To further investigate whether the Pii-1/Pii-2 pair is required, we generated a series of binary constructs carrying Pi5 or Pii variants whose expression is controlled by the 35S promoter (Fig. 3A). Pi5 constructs were transformed separately to a susceptible rice cultivar Dongjin, in which the Pi5 allelic sequence is absent (Figs. 3B and 3C). While transgenic lines expressing Pi5-1 or Pi5-2 cDNA displayed wild-type morphology, transgenic plants expressing both Pi5-1 and Pi5-2 cDNAs developed by crossing the transgenic lines carrying Pi5-1 and Pi5-2 displayed an autoimmune lesion mimic (LM) phenotype. The phenotype was characterized by cell death areas arising from the leaf tip and apparently seen in the third leaf at five weeks of age under paddy field conditions in the summer (Supplementary Fig. S2). To validate the cloned Pi5-1 and Pi5-2 cDNAs in disease resistance to blast fungus, the transgenic plants expressing Pi5-1 and/or Pi5-2 cDNAs were spot inoculated with M. oryzae PO6-6 (Figs. 3B and 3C). A susceptible control, Dongjin, as well as transgenic lines expressing Pi5-1 or Pi5-2 cDNA displayed long brown lesion at nine dpi, characteristic of a compatible interaction. Importantly, the transgenic lines carrying genomic sequences (Lee et al., 2009) or cDNAs of both Pi5-1 and Pi5-2 were resistant to M. oryzae PO6-6, demonstrating that the cloned cDNAs of Pi5-1 and Pi5-2 are functional.

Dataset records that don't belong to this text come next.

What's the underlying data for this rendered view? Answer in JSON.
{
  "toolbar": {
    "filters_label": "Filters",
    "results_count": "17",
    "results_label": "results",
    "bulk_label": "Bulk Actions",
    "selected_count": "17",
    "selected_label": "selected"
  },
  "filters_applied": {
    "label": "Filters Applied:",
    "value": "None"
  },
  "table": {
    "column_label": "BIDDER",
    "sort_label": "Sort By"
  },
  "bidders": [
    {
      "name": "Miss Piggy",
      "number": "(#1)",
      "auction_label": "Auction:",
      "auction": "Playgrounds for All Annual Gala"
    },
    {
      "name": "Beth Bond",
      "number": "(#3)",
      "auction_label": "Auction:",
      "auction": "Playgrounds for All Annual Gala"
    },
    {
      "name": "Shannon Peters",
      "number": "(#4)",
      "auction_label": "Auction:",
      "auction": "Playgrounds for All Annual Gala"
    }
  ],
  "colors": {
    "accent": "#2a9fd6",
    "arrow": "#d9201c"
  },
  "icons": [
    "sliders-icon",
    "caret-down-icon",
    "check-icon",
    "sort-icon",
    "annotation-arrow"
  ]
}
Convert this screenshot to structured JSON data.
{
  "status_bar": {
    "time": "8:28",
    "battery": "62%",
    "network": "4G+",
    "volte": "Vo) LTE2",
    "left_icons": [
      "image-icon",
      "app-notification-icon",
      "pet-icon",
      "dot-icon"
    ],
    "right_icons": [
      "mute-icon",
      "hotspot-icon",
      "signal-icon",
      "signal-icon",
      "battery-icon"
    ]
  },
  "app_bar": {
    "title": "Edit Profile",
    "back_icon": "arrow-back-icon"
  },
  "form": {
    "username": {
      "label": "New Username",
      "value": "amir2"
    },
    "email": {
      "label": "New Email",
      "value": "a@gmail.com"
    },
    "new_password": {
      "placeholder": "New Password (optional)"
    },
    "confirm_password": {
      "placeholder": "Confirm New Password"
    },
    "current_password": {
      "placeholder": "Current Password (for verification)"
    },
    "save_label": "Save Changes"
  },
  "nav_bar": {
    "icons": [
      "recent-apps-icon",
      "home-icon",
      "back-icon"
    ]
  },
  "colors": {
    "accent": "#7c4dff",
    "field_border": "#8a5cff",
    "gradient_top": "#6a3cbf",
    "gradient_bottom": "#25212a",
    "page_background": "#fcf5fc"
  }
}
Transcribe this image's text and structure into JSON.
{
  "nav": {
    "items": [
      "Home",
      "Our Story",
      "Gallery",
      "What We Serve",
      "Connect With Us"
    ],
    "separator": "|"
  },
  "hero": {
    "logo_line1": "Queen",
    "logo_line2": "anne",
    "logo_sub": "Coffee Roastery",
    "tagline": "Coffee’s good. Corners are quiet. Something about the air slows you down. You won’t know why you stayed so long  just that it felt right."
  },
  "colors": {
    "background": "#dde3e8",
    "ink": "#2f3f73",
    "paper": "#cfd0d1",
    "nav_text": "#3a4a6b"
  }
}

In order to verify if the transgenic plants expressing Pii-1 and/or Pii-2 show similar disease resistance/susceptibility phenotypes to Pi5-expressing lines, susceptible Dongjin plants were first transformed with Pii-1 cDNA. The possibility of two spliced forms of Pii-2 due to the significant difference in the last intron of Pii-2 and Pi5-2 (Supplementary Fig. S1) led us to investigate the function of Pii-2 cDNAs both with a longer C-terminus and without it (Pii-2Δ). The Pii-2Δ variant lacks the last exon and therefore has a C-terminal region identical to Pi5-2 (Fig. 3A). Pii-2 or Pii-2Δ cDNA was then introduced to Pii-1 cDNA-expressing transgenic Dongjin. Each of the five transgenic plants with different expression of each transgene was evaluated for susceptibility (Supplementary Fig. S3). While transgenic lines expressing only Pii-1 cDNA were susceptible, all lines expressing Pii-2 or Pii-2Δ cDNA additionally were resistant to M. oryzae PO6-6 (Figs. 3B and 3C). In addition, the transgenic plants expressing Pii-2 or Pii-2Δ without Pii-1 were susceptible (Figs. 3B and 3C). This result showed that Pii-mediated resistance is similar to Pi5, consistent with our hypothesis that Pii and Pi5 display similar recognition specificity. Interestingly, we also observed the LM phenotype in some transgenic plants expressing Pii-2 or Pii-2Δ cDNA in the presence of Pii-1 cDNA at the late stage of development (Supplementary Fig. S3), which is consistent with the observation from Pi5 transgenic rice plants. To confirm that this resistance is Pii- and Pi5-mediated, we challenged all the transgenic plants with a compatible M. oryzae KI215 isolate lacking AVR-Pii and AVR-Pi5 (Lee et al., 2009). As expected, the lesions developed at nine dpi in all the transgenic plants were comparable to the levels of the susceptible cultivar Dongjin (Fig. 4).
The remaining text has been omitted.